It's nice to be able to come back to a topic we have not addressed in a while, the good ol' down home matter of the doctor's office sample cupboard. Dr. Richard G. Pinckney and colleagues from the University of Vermont (subscription required to access article) noted that previous attitude surveys about how samples impacted on prescribing practices had usually been restricted to just a few office sites and so set out to do a broader survey, taking advantage of a Vermont statewide primary care database. Now you could immediately object that if you had to survey docs in any state of the US, Vermont might well be the greatest outlier, especially since they are now considering something akin to a single-payer system. Be that as it may, in Vermont they had their database and in Vermont they did their study, which got in the end a 35% response rate, fairly typical for today's world.
Along they way they cited a Kaiser Family Foundation poll that showed that 92% of US physicians reported that at least once in their careers, they'd received samples from a drug rep. I interpret that to mean that 8% of physicians are either liars or have rotten memories.

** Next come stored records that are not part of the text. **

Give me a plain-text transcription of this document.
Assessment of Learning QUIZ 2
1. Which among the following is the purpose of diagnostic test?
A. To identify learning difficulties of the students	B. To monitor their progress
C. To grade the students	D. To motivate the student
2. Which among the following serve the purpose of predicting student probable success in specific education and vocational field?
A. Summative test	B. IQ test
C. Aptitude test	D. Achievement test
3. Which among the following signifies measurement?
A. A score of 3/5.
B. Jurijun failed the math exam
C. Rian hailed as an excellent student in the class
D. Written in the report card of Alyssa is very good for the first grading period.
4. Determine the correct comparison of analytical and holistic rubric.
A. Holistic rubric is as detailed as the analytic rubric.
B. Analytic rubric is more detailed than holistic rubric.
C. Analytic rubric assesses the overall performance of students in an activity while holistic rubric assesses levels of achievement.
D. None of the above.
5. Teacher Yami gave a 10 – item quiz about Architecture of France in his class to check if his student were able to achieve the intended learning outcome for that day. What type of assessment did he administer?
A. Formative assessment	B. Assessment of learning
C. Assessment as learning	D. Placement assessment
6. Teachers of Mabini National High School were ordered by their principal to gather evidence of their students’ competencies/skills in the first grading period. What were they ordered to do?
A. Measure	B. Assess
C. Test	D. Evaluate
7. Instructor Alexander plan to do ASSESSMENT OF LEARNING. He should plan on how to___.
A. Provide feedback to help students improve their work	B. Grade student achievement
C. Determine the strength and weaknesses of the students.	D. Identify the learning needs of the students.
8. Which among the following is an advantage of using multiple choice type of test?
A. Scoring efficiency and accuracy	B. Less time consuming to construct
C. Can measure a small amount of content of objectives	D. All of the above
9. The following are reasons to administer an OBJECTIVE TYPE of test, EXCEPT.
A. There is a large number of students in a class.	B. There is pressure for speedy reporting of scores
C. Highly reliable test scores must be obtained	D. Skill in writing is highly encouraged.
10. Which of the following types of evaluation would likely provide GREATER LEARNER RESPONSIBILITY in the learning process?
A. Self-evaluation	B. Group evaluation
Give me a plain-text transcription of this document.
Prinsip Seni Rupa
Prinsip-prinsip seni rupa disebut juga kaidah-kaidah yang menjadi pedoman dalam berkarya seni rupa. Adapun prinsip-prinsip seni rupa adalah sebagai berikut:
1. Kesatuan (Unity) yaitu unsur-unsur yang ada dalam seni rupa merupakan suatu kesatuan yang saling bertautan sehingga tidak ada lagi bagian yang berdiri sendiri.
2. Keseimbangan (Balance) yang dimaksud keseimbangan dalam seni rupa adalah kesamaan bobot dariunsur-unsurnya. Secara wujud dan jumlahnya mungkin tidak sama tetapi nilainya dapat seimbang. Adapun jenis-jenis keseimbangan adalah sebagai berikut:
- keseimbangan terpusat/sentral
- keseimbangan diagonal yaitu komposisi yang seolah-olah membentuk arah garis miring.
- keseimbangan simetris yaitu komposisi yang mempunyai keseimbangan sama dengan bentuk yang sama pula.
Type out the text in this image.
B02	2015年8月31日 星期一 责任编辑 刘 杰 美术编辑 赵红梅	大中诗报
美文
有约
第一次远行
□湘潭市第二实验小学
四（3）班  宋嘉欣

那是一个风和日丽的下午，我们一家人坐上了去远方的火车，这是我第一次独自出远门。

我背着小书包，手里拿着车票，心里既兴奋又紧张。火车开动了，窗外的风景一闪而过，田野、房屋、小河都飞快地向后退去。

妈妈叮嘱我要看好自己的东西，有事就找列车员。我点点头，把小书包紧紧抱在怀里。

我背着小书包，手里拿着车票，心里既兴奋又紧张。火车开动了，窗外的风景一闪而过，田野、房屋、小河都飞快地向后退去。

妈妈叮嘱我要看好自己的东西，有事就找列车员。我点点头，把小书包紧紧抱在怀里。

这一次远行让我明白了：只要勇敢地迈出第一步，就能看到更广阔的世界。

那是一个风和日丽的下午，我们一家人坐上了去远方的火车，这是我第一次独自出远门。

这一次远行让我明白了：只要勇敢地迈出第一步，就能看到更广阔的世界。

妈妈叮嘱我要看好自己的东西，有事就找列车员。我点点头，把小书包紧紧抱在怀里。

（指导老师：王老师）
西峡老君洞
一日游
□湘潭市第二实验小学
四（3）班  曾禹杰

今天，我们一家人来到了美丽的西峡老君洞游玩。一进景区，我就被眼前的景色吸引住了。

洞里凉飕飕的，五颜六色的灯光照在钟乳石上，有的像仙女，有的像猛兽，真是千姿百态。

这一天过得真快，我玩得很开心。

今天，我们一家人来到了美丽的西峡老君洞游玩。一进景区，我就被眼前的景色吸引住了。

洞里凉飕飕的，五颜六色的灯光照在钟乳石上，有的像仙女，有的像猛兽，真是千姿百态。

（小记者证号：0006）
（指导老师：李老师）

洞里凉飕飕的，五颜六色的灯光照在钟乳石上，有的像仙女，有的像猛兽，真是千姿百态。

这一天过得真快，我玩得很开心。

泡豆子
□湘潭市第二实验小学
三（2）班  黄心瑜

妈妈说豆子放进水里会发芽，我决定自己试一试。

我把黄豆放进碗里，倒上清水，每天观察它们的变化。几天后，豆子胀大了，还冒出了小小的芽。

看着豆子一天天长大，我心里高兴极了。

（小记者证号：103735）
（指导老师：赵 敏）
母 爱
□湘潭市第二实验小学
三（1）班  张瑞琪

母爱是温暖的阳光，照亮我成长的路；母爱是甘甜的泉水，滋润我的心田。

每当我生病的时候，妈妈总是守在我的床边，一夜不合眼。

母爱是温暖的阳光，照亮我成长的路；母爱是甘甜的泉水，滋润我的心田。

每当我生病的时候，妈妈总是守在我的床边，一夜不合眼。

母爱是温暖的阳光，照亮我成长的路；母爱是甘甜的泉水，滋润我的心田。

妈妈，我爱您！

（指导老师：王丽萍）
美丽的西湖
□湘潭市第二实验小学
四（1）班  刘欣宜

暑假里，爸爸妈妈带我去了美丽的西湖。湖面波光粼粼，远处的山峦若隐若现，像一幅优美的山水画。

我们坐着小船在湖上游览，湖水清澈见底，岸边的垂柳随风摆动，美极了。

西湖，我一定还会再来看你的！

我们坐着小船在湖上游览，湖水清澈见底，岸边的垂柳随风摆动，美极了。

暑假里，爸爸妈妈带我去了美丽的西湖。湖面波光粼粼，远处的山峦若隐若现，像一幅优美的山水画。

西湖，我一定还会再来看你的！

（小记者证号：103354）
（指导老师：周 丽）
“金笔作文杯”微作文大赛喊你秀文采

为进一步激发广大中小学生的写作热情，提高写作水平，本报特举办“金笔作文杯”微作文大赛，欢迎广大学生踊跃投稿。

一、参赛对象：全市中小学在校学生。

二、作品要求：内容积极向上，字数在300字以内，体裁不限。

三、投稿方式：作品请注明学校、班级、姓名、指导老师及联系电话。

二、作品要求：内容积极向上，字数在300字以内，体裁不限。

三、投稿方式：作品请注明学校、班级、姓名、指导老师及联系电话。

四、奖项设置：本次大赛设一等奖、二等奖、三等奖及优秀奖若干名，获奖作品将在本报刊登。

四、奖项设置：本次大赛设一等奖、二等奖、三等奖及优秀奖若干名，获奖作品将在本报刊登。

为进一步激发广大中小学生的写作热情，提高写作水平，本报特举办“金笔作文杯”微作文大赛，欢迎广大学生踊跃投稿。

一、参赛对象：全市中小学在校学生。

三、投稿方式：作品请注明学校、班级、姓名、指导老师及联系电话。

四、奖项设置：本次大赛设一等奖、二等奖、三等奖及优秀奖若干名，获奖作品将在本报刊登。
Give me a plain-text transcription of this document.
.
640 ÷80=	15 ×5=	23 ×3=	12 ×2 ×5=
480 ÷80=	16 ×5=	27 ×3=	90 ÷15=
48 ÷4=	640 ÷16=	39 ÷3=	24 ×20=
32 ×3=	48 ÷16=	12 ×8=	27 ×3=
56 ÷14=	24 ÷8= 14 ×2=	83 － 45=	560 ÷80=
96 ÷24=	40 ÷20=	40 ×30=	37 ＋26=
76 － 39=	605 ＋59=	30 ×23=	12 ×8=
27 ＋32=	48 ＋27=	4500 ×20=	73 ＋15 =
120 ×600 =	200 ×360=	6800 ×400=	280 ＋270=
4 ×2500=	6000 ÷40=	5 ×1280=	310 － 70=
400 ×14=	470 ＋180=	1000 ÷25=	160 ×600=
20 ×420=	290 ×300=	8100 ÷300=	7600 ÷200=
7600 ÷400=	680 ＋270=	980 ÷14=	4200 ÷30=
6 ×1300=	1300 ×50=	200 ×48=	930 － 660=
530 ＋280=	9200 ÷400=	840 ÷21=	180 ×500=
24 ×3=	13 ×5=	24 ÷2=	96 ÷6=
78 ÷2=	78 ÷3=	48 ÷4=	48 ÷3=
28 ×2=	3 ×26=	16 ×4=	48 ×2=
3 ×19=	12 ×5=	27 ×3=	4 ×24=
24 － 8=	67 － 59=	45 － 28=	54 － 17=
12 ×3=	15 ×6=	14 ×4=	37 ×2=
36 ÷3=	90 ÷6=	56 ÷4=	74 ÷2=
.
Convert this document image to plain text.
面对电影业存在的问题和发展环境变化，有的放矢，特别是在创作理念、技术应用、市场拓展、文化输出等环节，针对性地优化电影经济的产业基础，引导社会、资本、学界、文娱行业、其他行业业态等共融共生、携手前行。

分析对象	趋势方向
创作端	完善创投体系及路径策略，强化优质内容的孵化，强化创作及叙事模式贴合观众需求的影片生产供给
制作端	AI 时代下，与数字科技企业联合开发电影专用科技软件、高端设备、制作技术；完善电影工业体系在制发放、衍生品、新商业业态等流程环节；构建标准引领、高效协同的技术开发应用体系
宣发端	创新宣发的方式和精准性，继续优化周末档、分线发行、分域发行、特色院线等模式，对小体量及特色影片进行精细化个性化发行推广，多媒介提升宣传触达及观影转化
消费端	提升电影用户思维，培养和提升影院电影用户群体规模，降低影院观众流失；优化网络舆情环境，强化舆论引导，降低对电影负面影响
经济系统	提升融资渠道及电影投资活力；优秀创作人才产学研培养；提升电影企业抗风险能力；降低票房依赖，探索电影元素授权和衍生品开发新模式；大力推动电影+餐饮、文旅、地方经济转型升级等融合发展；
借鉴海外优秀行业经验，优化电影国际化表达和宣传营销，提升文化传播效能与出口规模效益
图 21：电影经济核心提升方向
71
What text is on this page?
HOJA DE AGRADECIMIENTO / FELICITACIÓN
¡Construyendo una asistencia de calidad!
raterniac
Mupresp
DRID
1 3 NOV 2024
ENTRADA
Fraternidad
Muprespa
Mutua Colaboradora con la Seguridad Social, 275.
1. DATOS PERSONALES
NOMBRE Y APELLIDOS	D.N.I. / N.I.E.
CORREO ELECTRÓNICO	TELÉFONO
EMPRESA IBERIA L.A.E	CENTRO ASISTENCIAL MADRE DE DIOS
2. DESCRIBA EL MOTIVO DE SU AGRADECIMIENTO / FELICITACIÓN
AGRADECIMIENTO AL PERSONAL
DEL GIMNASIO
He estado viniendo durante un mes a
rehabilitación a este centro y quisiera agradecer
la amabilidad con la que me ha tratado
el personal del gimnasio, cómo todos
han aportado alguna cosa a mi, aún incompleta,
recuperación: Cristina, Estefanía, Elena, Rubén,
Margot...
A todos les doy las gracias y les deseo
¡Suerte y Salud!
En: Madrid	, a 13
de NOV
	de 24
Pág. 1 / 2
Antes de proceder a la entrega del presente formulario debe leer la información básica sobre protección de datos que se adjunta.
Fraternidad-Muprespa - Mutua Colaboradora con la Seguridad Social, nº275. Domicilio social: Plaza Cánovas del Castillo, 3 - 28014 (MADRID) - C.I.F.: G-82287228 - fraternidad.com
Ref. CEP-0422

Pinckney and friends found in this particular instance that about 3/4 of their responding docs had samples in their offices, and they proceeded to compare that group with the remainder who did not. They provided two vignettes involving patients with no insurance and with hypertension and depression, respectively. The majority of docs got the right answer--use a cheap and effective thiazide diuretic for the first-pass treatment of the hypertension, and if the depressed patient needs drug therapy, pick a cheap generic. But there were significant differences between their two groups. Only 70% of the sample-docs picked the thiazide while 91% of the no-sample-docs did, and while 91% of the sample-docs went for the generic antidepressant, every single one of the no-sample-docs did.
They also asked those folks about attitudes toward samples, and again not surprisingly, the sample-docs were significantly more likely to believe that samples expedite treatment, make patients happy, help the indigent, and allow the docs to check out which meds work best. The no-sample-docs were more likely to believe that samples distort treatment plans, increase the costs of care, and lead to overuse. Pinckney et al. noted that actually a majority in both groups agreed that samples increase the costs of care and can affect physicians' prescribing habits.
What's cart and what's horse? It could be of course that docs who have certain attitudes are more likely to elect to dispense with the traditional sample cupboard, or that docs who have samples around all the time end up getting certain attitudes, or a bit of each. From such a study one can only hypothesize associates and not causes. Still this is just a bit more support for the already-fairly-well-documented idea that "free" samples in the office do more harm than good.
(Hat tip to Primary Care Medical Abstracts for the citation.)
Pinckney RG, Helminski AS, Kennedy AG, et al. The effect of medication samples on self-reported prescribing practices: a statewide, cross-sectional survey. Journal of General Internal Medicine 26:40-44, January 2011.